The film's director and creator, Mike Judge, does an adequate job with his first animated feature. The picture's production value is consistent with the television series, and in fact felt like the TV show projected on a big screen. Contemporary animated feature filmgoers conditioned to pristine and polished production values will notice the broken xeroxed pencil lines shimmer on extreme close-ups and dirt on panning cels. The animation drawings wiggle and then hold, then wiggle again in what could be called Trace-backvision.

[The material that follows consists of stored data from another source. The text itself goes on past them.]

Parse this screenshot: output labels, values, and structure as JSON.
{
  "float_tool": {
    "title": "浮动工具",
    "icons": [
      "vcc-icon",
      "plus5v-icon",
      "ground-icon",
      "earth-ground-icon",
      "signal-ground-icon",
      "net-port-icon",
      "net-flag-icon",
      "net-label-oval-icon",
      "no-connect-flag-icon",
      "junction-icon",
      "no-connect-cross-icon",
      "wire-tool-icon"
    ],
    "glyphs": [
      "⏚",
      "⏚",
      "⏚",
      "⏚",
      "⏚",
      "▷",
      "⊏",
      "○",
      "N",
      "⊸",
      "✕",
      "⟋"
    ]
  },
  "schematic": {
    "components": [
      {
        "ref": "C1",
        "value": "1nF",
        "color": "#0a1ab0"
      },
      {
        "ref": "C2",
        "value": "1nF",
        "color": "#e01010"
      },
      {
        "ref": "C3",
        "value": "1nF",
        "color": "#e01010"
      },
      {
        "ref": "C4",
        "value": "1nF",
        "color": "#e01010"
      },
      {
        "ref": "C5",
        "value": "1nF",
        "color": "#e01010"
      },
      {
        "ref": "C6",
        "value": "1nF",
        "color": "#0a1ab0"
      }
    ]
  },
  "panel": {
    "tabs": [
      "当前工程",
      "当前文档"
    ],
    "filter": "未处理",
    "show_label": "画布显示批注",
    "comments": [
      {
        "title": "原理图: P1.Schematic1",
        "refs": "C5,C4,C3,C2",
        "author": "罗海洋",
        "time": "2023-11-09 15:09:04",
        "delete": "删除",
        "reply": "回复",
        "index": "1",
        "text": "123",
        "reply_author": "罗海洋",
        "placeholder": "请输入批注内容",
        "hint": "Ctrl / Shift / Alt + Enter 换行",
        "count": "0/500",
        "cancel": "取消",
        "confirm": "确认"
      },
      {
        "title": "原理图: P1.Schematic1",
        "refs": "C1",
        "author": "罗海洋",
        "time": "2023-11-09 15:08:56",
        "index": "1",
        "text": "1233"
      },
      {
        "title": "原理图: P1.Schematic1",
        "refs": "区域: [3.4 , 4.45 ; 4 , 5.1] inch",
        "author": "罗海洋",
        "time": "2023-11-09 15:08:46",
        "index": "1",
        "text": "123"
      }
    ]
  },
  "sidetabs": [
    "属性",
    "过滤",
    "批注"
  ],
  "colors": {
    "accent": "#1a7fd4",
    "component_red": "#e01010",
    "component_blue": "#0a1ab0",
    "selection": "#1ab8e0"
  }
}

There are many funny moments in Beavis and Butt-head Do America, including the flight to Las Vegas where Beavis pulls his shirt up over his head and breaks into the cockpit acting like a demented terrorist. I also enjoyed the bit of limited intimacy between Beavis and an old woman voiced by Cloris Leachman. Another worthy moment is the highway chase. B&B are locked in the truck of a speeding car. The boys manage to break open the trunk but are left with the dilemma of escaping by having to jump off the speeding car in the face of oncoming highway traffic, much the way Butch Cassidy and the Sundance Kid jumped off a cliff when surrounded by the law.
A Healthy Mockery
One sequence actually transcends the picture. B&B have a near death hallucination in the middle of the desert of dancing demons straight out of the world of Hieronymus Bosch. The sequence was based on the artwork of Rob Zombie. This sequence departs from the picture in style and medium, utilizing a digital ink and paint process, provided by Tape House Computer Ink & Paint, and serves as a contrast to the reality B&B inhabit on cel. There is also use of computer assisted design. In one sequence, B&B dance a la Saturday Night Fever on a disco floor as the camera pans down from above reminiscent of Belle dancing with the Beast. Another sequence portrays B&B as fire breathing giants destroying a city like a Little Nemo nightmare.

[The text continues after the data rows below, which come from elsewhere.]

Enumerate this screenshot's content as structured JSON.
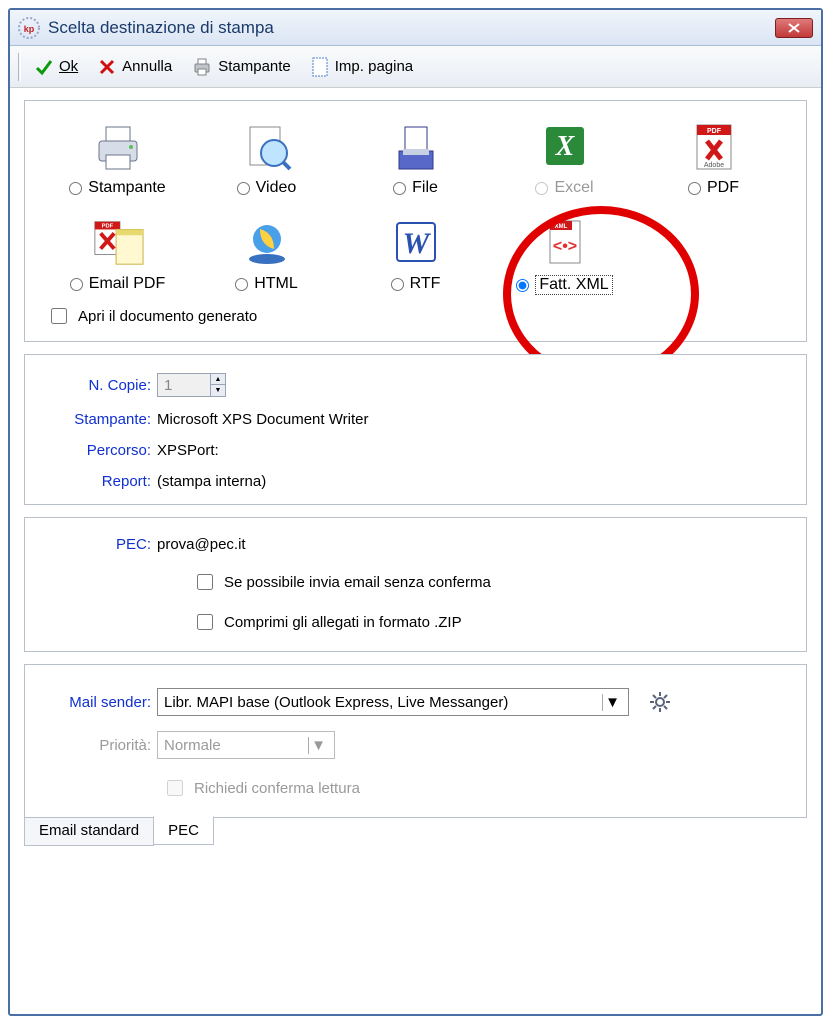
{
  "window": {
    "title": "Scelta destinazione di stampa"
  },
  "toolbar": {
    "ok": "Ok",
    "annulla": "Annulla",
    "stampante": "Stampante",
    "imp_pagina": "Imp. pagina"
  },
  "destinations": {
    "stampante": "Stampante",
    "video": "Video",
    "file": "File",
    "excel": "Excel",
    "pdf": "PDF",
    "emailpdf": "Email PDF",
    "html": "HTML",
    "rtf": "RTF",
    "fattxml": "Fatt. XML"
  },
  "open_generated": "Apri il documento generato",
  "info": {
    "ncopie_label": "N. Copie:",
    "ncopie_value": "1",
    "stampante_label": "Stampante:",
    "stampante_value": "Microsoft XPS Document Writer",
    "percorso_label": "Percorso:",
    "percorso_value": "XPSPort:",
    "report_label": "Report:",
    "report_value": "(stampa interna)"
  },
  "pec": {
    "label": "PEC:",
    "email": "prova@pec.it",
    "send_noconfirm": "Se possibile invia email senza conferma",
    "compress": "Comprimi gli allegati in formato .ZIP"
  },
  "mail": {
    "sender_label": "Mail sender:",
    "sender_value": "Libr. MAPI base (Outlook Express, Live Messanger)",
    "priorita_label": "Priorità:",
    "priorita_value": "Normale",
    "richiedi_conferma": "Richiedi conferma lettura"
  },
  "tabs": {
    "email_std": "Email standard",
    "pec": "PEC"
  }
}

Where the picture really excels is when B&B appear as Starsky and Hutch, complete with Afros and bell-bottoms. There is a wonderful reworking of the Isaac Hayes song, "Shaft," titled "Two Cool Guys" that Mr. Hayes and Mr. Judge collaborated on. This is the freshest and most creative sequence in the picture. In the past, B&B have appeared as various representations on their TV series but the timing, music and total unexpectancy of the opening created a true film experience that is very funny. As turn of the century social critic Benjamin Casseres has suggested, "there is a healthy mockery, a healthy anarchic spirit." And this is why B&B is brilliant.
Beavis and Butt-head Do America should be celebrated. The picture is an immediate departure from the dominating Disney interpretation of animated feature filmmaking. And it is the first contemporary, hand drawn animated feature not trying to use the Disney cinematic form. Whether the creators are aware of the implications of producing an animated feature whose primitiveness is a bonfire for artistic freedom is questionable. The film does provoke and challenge. Necessary requisites for change.

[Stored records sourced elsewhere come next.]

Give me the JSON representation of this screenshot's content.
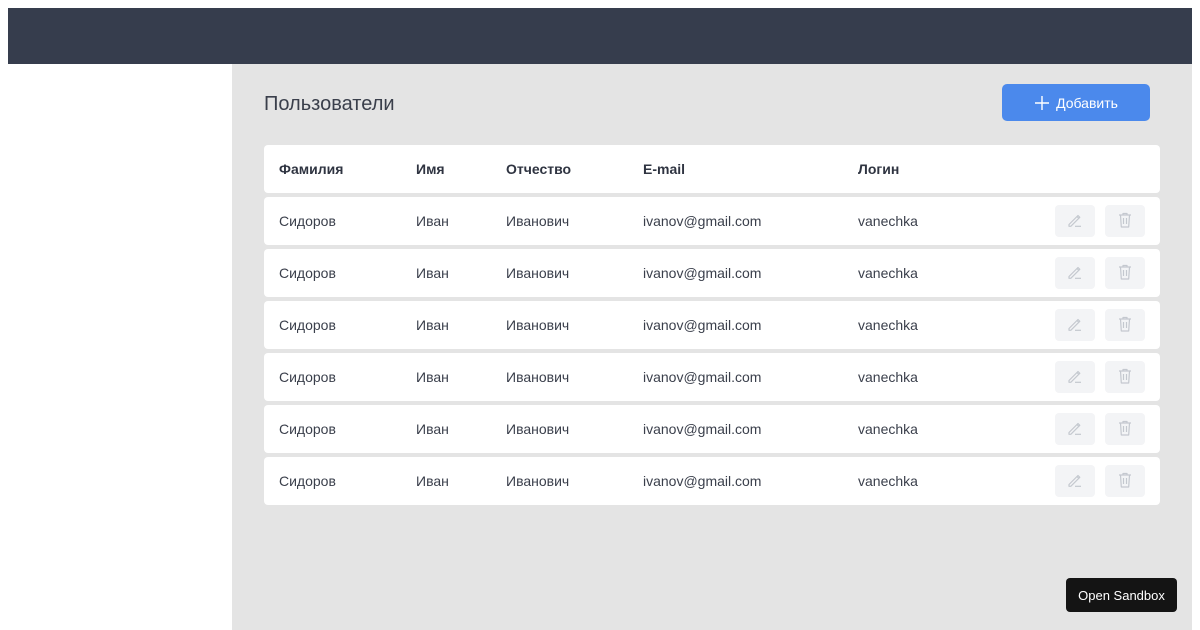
{
  "main": {
    "title": "Пользователи",
    "add_button_label": "Добавить",
    "icons": {
      "add": "plus-icon",
      "edit": "pencil-icon",
      "delete": "trash-icon"
    }
  },
  "table": {
    "headers": {
      "last_name": "Фамилия",
      "first_name": "Имя",
      "middle_name": "Отчество",
      "email": "E-mail",
      "login": "Логин"
    },
    "rows": [
      {
        "last_name": "Сидоров",
        "first_name": "Иван",
        "middle_name": "Иванович",
        "email": "ivanov@gmail.com",
        "login": "vanechka"
      },
      {
        "last_name": "Сидоров",
        "first_name": "Иван",
        "middle_name": "Иванович",
        "email": "ivanov@gmail.com",
        "login": "vanechka"
      },
      {
        "last_name": "Сидоров",
        "first_name": "Иван",
        "middle_name": "Иванович",
        "email": "ivanov@gmail.com",
        "login": "vanechka"
      },
      {
        "last_name": "Сидоров",
        "first_name": "Иван",
        "middle_name": "Иванович",
        "email": "ivanov@gmail.com",
        "login": "vanechka"
      },
      {
        "last_name": "Сидоров",
        "first_name": "Иван",
        "middle_name": "Иванович",
        "email": "ivanov@gmail.com",
        "login": "vanechka"
      },
      {
        "last_name": "Сидоров",
        "first_name": "Иван",
        "middle_name": "Иванович",
        "email": "ivanov@gmail.com",
        "login": "vanechka"
      }
    ]
  },
  "sandbox_button_label": "Open Sandbox",
  "colors": {
    "topbar": "#363d4d",
    "main_background": "#e4e4e4",
    "accent": "#4b89ec",
    "action_icon": "#c4c8cf"
  }
}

What are the standards for judging art? Beavis and Butt-head Do America forces the viewer to judge it--and its "aesthetic indifference" as Marcel Duchamp put it. Throughout history, artistic thought has struggled against the dominating opinion of the time. An important factor in the experimentation of the arts is a quest for liberation. B&B react against the rigidity of the society, they are the banner holders for counter conformity and against the order that wants to repress them. It is not altogether coincidental that during the turn of the century in Europe, Diaghilev, Nijinsky and Stravinsky, among other collaborators, turned the cultural and artistic world upside down with their "barbarism." Other art movements provoke the same resentment. The Dada movement is another example of the need to challenge and redefine the "bourgeois" beliefs of significance and tradition.